Supreme Judicial Court of Massachusetts, Essex

October 4, 2017


          Heard: May 4, 2017.

         Indictments found and returned in the Superior Court Department on March 27, 2009. Motions for summonses for the production of records were heard by Timothy Q. Feeley, J., and the cases were tried before him.

         The Supreme Judicial Court granted an application for direct appellate review.

          Nancy A. Dolberg, Committee for Public Counsel Services, for the defendant.

          David F. O'Sullivan, Assistant District Attorney (Kimberly Faitella, Assistant District Attorney, also present) for the Commonwealth.

          Meagen K. Monahan, Anthony D. Mirenda, Madeleine K. Rodriguez, Jeremy W. Meisinger, Stacy A. Malone, & Lindy L. Aldrich, for Victim Rights Center & others, amici curiae, submitted a brief.

          Present: Gants, C.J., Lenk, Hines, Gaziano, Lowy, Budd, & Cypher, JJ. [1]

          LOWY, J.

         The defendant appeals from his convictions stemming from his sexual abuse of his two daughters. He argues that (1) a Superior Court judge abused his discretion by refusing to issue summonses pursuant to Mass. R. Crim. P. 17 (a) (2), 378 Mass. 885 (1979), regarding the release of the mental health and counselling records of the younger of the daughters, Diane;[2] and (2) the judge's restriction of the defendant's cross-examination of Diane was an abuse of discretion. We affirm the convictions.[3]


         In 2005 or 2006, when Diane was in the seventh grade and eleven or twelve years old, she stayed home from school one day. She was sitting on a couch watching television and her father was at a nearby computer when a commercial with sexual themes came on the air. After a discussion regarding sex sparked by the commercial, the defendant sat down next to Diane and she wound up in his lap. The defendant then slid his hand under Diane's pants and underwear and touched her vagina. Diane pushed her father's hand away and ran upstairs to her room.

         In the fall of 2008, when Diane was a fourteen year old freshman in high school, she started acting out in school. Due to her behavior she was referred to a psychiatrist and also met with a therapist at a counselling center. At around the same time, Diane first disclosed to a friend at school that her father sexually abused her two years earlier. A high school counsellor heard about the incident and spoke with Diane in the counsellor's office. Diane told the counsellor that "it was all just a dream." The counsellor called Diane's mother and on the way home from school that day Diane told her mother "it was a dream." Diane testified that she was not ready to tell anybody else about the incident at that time because it was around Christmas and she did not want to break up her family.

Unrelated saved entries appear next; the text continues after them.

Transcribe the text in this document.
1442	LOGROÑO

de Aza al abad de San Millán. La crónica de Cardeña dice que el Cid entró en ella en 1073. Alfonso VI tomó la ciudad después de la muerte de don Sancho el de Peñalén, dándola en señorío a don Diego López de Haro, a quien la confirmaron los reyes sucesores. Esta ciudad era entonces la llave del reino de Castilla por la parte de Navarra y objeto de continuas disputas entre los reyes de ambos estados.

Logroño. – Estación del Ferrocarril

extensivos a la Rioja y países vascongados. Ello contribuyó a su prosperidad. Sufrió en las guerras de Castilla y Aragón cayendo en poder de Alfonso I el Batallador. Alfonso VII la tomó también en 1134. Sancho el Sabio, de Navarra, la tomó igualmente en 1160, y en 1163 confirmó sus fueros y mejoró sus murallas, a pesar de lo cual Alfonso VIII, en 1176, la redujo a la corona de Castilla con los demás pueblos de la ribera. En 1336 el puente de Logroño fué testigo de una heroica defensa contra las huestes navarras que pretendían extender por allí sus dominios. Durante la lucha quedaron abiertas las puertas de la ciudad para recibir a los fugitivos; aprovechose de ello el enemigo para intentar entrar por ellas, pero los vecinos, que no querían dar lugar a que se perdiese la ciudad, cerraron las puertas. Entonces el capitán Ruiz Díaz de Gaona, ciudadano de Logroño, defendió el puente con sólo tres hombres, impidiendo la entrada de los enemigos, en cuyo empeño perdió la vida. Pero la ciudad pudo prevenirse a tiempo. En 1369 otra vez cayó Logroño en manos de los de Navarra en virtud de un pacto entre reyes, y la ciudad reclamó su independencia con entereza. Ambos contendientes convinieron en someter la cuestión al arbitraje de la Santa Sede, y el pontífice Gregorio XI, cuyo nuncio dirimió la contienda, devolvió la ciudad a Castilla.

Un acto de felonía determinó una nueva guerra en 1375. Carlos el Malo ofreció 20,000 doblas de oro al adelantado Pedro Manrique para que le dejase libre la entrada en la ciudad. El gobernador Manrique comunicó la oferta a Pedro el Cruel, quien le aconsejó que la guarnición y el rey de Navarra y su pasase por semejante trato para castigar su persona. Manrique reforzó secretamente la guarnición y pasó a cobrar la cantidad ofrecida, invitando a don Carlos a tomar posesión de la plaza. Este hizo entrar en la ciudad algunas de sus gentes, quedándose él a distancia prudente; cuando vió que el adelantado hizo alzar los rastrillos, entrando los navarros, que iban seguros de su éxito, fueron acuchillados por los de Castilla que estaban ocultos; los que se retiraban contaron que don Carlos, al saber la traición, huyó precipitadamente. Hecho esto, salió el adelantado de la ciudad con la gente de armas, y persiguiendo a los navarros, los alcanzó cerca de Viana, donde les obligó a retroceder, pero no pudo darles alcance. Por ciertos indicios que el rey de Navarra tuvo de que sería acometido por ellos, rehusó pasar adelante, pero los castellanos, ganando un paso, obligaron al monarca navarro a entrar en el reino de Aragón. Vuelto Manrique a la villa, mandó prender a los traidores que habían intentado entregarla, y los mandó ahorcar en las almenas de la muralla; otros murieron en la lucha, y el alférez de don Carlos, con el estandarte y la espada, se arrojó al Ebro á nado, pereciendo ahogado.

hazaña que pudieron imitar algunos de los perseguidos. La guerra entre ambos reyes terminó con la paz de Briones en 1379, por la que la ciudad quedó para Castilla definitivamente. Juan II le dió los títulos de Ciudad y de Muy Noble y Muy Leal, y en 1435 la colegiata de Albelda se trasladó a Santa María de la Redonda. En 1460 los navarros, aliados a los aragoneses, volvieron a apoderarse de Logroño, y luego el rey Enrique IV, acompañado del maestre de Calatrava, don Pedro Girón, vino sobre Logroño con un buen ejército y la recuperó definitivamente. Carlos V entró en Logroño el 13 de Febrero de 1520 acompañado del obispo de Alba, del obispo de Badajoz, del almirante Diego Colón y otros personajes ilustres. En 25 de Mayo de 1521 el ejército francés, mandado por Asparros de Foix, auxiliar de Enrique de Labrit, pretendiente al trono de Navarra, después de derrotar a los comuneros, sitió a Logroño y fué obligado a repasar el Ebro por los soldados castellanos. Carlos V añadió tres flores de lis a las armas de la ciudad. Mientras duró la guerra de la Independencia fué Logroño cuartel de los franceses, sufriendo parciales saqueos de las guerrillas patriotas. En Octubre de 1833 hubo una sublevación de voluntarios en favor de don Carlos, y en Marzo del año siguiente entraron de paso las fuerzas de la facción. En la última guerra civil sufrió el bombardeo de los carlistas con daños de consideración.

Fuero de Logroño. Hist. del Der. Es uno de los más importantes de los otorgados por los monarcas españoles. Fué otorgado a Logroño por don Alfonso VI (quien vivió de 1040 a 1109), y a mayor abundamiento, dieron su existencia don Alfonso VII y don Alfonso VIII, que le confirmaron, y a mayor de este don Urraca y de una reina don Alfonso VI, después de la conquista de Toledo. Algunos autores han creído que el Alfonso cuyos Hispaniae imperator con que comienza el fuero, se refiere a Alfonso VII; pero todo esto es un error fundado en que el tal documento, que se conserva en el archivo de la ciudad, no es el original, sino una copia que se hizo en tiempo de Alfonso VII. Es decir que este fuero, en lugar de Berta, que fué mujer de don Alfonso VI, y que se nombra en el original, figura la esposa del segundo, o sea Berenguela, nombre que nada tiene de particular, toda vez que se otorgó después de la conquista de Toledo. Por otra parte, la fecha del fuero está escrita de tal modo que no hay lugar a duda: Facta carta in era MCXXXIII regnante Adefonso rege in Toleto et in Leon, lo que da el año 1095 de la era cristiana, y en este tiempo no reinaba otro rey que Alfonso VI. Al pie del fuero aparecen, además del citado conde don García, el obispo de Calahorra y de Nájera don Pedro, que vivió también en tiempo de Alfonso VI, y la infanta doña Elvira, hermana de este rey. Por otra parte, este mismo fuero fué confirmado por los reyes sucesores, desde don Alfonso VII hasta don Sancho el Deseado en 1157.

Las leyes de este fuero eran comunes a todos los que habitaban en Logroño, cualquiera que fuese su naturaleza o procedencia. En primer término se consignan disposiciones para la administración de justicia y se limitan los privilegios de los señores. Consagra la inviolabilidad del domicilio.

         In February, 2009, Diane told her older sister, Beth, [4] about the sexual abuse, and said she was going to tell the counsellor what happened to her. Beth then told Diane that the defendant had been sexually abusive to her when she was younger. Beth told Diane that she would take care of it and "would do something to put a stop to" the defendant's abuse. Several days later, Beth took some money from her grandmother's purse. The grandmother told the defendant, who became angry and yelled at Beth. Beth then left the house with her friend and went to the police and reported the sexual abuse. The Department of Children and Families (DCF)[5] then became involved.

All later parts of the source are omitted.